E tuttavia, forse a compensare tale mancanza, l’imprevisto è dietro l’angolo. Collocata nel bel mezzo della scaffalatura lignea, la vetrina che ospita i gadget e i souvenirs di viaggio produce all’improvviso insoliti riflessi. Nessuna fonte luminosa al suo interno, la luce proviene sicuramente da fuori, ma da dove? A poco a poco sul vetro si disegna un cerchio dalla circonferenza vibratile e approssimativa, come se a tracciarla fosse il compasso di   un geometra sonnambulo. Non può essere la proiezione del tempietto greco, goffo e ovviamente di tutt’altra forma, che impassibile giace alle sue spalle. E neppure il vago riverbero di una boccia da plafoniera, perché nessuna è accesa al momento. Il fenomeno deve avere altre cause. Sta di fatto che il cerchio si agita, lavora. Gradualmente mette pancia, si fa concavo, comincia a rotare su se stesso. Pare addirittura diffondere raggi intorno.

“Vòltati Michi, vòltati caro”.

I due scorgono, esterrefatti, quello che potremmo definire un oggetto dell’oblio, enigmatico nella sua presenza-assenza: un maestoso mappamondo sul suo treppiedi, dono nuziale dei genitori di lei, e da lei riposto in tutta fretta presso l’angoliera. Da anni mai consultato, mai fatto girare, mai passato con lo straccio. I figlioletti lo disdegnavano, gli preferivano la piattezza ortogonale degli atlanti scolastici.

La polvere sulla superficie è sparita d’incanto. Il corpo inerte ha iniziato d’un colpo a scintillare, indubbiamente con foga eccessiva. I colori di oceani e continenti, all’origine differenziati tra loro, appaiono ormai fusi in una specie di rosso cromo non privo di fascino.
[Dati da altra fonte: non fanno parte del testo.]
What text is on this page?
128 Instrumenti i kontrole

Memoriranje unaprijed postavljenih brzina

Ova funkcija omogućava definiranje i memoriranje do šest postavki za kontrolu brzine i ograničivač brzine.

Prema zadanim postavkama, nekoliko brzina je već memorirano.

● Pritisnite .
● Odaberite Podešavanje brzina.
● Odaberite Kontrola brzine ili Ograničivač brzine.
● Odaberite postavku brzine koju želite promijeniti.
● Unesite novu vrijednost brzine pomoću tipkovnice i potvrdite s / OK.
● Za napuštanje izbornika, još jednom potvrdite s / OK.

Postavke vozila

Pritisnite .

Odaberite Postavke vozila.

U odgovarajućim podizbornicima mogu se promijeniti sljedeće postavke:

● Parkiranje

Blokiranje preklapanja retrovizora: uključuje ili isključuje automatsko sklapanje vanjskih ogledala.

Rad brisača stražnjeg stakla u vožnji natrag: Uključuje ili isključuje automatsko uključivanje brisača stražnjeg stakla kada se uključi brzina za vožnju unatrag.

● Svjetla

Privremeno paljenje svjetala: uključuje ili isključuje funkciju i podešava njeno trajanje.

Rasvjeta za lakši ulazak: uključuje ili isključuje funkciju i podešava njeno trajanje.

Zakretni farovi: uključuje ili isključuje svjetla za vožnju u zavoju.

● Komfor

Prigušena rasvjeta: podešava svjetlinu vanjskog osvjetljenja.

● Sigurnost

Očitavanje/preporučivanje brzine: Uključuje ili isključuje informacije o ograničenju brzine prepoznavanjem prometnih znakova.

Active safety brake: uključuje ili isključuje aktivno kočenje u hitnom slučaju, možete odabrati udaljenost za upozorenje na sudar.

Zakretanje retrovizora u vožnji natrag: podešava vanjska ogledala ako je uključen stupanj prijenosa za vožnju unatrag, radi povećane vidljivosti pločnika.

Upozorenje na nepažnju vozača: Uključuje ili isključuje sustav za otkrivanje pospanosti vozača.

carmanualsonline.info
La perfetta sfericità, inoltre, si è caricata di spille, crocette, proglottidi, minuscole antenne. L’oggetto sprigiona energia e luce da ogni poro, la sua ostentata autosufficienza impressiona.

Michele non può trattenere uno scatto, spinto dal desiderio di osservarlo da vicino, ma Irene lo frena al momento giusto. Ossia allorché il globo, con lentezza e una certa grazia, si stacca dal supporto, lèvita circospetto, rimane sospeso a mezz’aria. E infine, tramite una brusca virata, dà inizio al suo volo circolare nel locale. Tendere le mani per bloccarlo? Sarebbe fatica inutile. A tratti sembra abbassarsi con studiata malizia sulle due teste, ma le sfiora soltanto. Un po’ del suo alito torrido vi resta comunque appiccicato, con effetti difficili da prevedere. Ha l’aria di voler aggirarsi per l’intero appartamento, sembra curioso e testardo. Trovando chiusa ogni porta, accelera il ritmo, accompagnato da borbottii intestini. Fiuta ogni angolo, tenta il soffitto, ma l’istinto lo porta là dove c’è luce.

“Dobbiamo lasciarlo passare, Irene”.

“Dobbiamo lasciarlo passare, Michi”.

“Ricordi quei palloncini di plastica che regalavamo ai nipotini?”

“Eccome no. Tutti scoppiati”.

“Tutti scoppiati. Ah, ah!”.

La creatura intuisce libera la via del balcone. Un balzo netto ed è già nell’etere. Qui la sua rubescenza si attenua, mescolandosi con la bruma verdognola in arrivo. Melone screziato dapprima, poi anonimo puntino nel firmamento, così allo sguardo della coppia. Forse andrà a raggiungere la sua creatura parallela, l’alter ego gravitante nello spazio infinito. Dove tutto transita o rimane. A seconda del destino che gli è stato assegnato.